Vu de cette façon, les Démocrates semblent devoir faire face à des choix déchirants : viser le centre pour conserver des électeur.rice.s modéré.e.s, ou proposer des changements radicaux susceptibles d’enthousiasmer de nouveaux électeur.rice.s et les pousser jusqu’aux urnes. Une autre option consisterait à trouver le moyen de faire tenir les différentes ailes ensemble sous un même grand chapiteau. L’avenir des changements climatiques comme enjeu électoral pourrait ainsi reposer sur les résultats des luttes intestines au sein du Parti Démocrate.
Conclusion
L’hostilité de l’administration Trump envers les questions climatiques semble de plus en plus en porte-à-faux avec l’évolution rapide des préoccupations des électeur.rice.s et des transformations du système énergétique américain. La fameuse « base » à laquelle semble destiné ce positionnement politique apparaît de moins en moins représentative d’un électorat américain en grande mutation.
Les élections de 2020 verront un renouvellement d’une partie de la classe politique américaine, à tous les niveaux de gouvernance. Une partie de ce renouvellement amènera à l’avant-scène une série d’idées fortes, dont la lutte aux changements climatiques, associée à gauche depuis des décennies et considérée comme politiquement tabou.
Faisons
le pari que les changements climatiques, pour la première fois de l’histoire
politique des États-Unis, émergeront enfin comme enjeux structurants des
politiques publiques et des préoccupations des électeur.rice.s.
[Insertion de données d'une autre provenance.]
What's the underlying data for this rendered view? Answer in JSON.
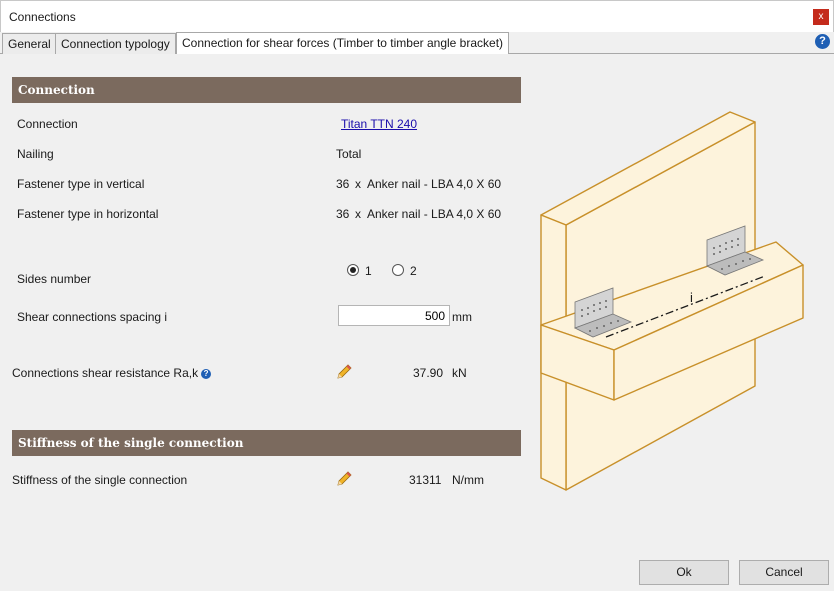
{
  "window": {
    "title": "Connections",
    "close_glyph": "x"
  },
  "tabs": [
    {
      "label": "General"
    },
    {
      "label": "Connection typology"
    },
    {
      "label": "Connection for shear forces (Timber to timber angle bracket)"
    }
  ],
  "help_glyph": "?",
  "connection_section": {
    "header": "Connection",
    "rows": {
      "connection_label": "Connection",
      "connection_value": "Titan TTN 240",
      "nailing_label": "Nailing",
      "nailing_value": "Total",
      "vertical_label": "Fastener type in vertical",
      "vertical_count": "36",
      "vertical_x": "x",
      "vertical_value": "Anker nail - LBA 4,0 X 60",
      "horizontal_label": "Fastener type in horizontal",
      "horizontal_count": "36",
      "horizontal_x": "x",
      "horizontal_value": "Anker nail - LBA 4,0 X 60",
      "sides_label": "Sides number",
      "sides_option_1": "1",
      "sides_option_2": "2",
      "spacing_label": "Shear connections spacing i",
      "spacing_value": "500",
      "spacing_unit": "mm",
      "resistance_label": "Connections shear resistance Ra,k",
      "resistance_value": "37.90",
      "resistance_unit": "kN"
    }
  },
  "stiffness_section": {
    "header": "Stiffness of the single connection",
    "label": "Stiffness of the single connection",
    "value": "31311",
    "unit": "N/mm"
  },
  "drawing": {
    "dimension_label": "i"
  },
  "buttons": {
    "ok": "Ok",
    "cancel": "Cancel"
  },
  "colors": {
    "section_header": "#7b6a5e",
    "timber_outline": "#c8902a",
    "timber_fill": "#fdf3dc"
  }
}
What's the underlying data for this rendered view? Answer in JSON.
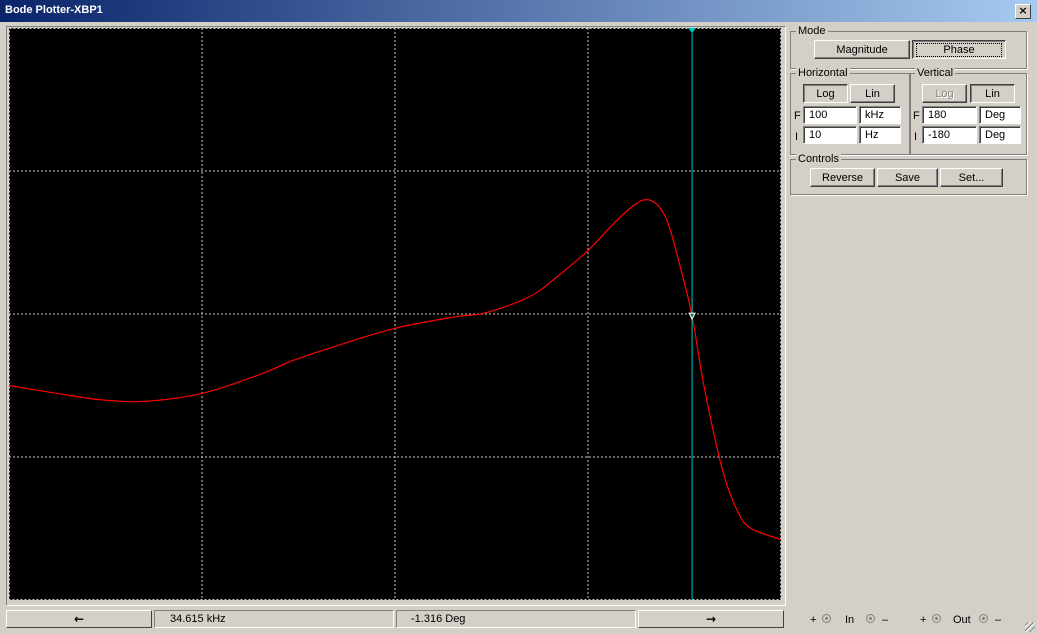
{
  "window": {
    "title": "Bode Plotter-XBP1",
    "close": "×"
  },
  "mode": {
    "label": "Mode",
    "magnitude": "Magnitude",
    "phase": "Phase",
    "selected": "Phase"
  },
  "horizontal": {
    "label": "Horizontal",
    "log": "Log",
    "lin": "Lin",
    "scale_selected": "Log",
    "f_label": "F",
    "f_value": "100",
    "f_unit": "kHz",
    "i_label": "I",
    "i_value": "10",
    "i_unit": "Hz"
  },
  "vertical": {
    "label": "Vertical",
    "log": "Log",
    "lin": "Lin",
    "scale_selected": "Lin",
    "f_label": "F",
    "f_value": "180",
    "f_unit": "Deg",
    "i_label": "I",
    "i_value": "-180",
    "i_unit": "Deg"
  },
  "controls": {
    "label": "Controls",
    "reverse": "Reverse",
    "save": "Save",
    "set": "Set..."
  },
  "status": {
    "left_arrow": "←",
    "right_arrow": "→",
    "frequency": "34.615 kHz",
    "phase": "-1.316 Deg"
  },
  "terminals": {
    "in_label": "In",
    "out_label": "Out",
    "plus": "+",
    "minus": "–"
  },
  "chart_data": {
    "type": "line",
    "x_scale": "log",
    "xlim": [
      10,
      100000
    ],
    "ylim": [
      -180,
      180
    ],
    "x_unit": "Hz",
    "y_unit": "Deg",
    "grid": true,
    "background": "#000000",
    "grid_color": "#c8c8c8",
    "trace_color": "#ff0000",
    "cursor_color": "#00c8c8",
    "cursor": {
      "x": 34615,
      "y": -1.316
    },
    "series": [
      {
        "x": [
          10,
          20,
          30,
          50,
          100,
          200,
          300,
          500,
          1000,
          2000,
          3000,
          5000,
          7000,
          10000,
          15000,
          20000,
          25000,
          30000,
          34615,
          40000,
          50000,
          60000,
          70000,
          100000
        ],
        "y": [
          -45,
          -51,
          -54,
          -55,
          -50,
          -38,
          -29,
          -20,
          -9,
          -2,
          1,
          11,
          24,
          40,
          62,
          72,
          62,
          30,
          -1.3,
          -46,
          -99,
          -125,
          -135,
          -142
        ]
      }
    ]
  }
}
Il serait plus
que temps.
Le président gazouille régulièrement sur les changements climatiques, notamment pour se moquer de ceux et celles qui s’en préoccupent : Tweeter, Feb 10, 2019 05:04:48 PM – Well, it happened again. Amy Klobuchar announced that she is running for President, talking proudly of fighting global warming while standing in a virtual blizzard of snow, ice and freezing temperatures. Bad timing. By the end of her speech she looked like a Snowman(woman)!
En plus de l’élection du président, 2020 est également une année électorale pour le tiers des sénateur.rice.s, la totalité des 435 représentant.e.s au Congrès et 11 gouverneur.e.s, sans compter les élections dans les États de l’Union.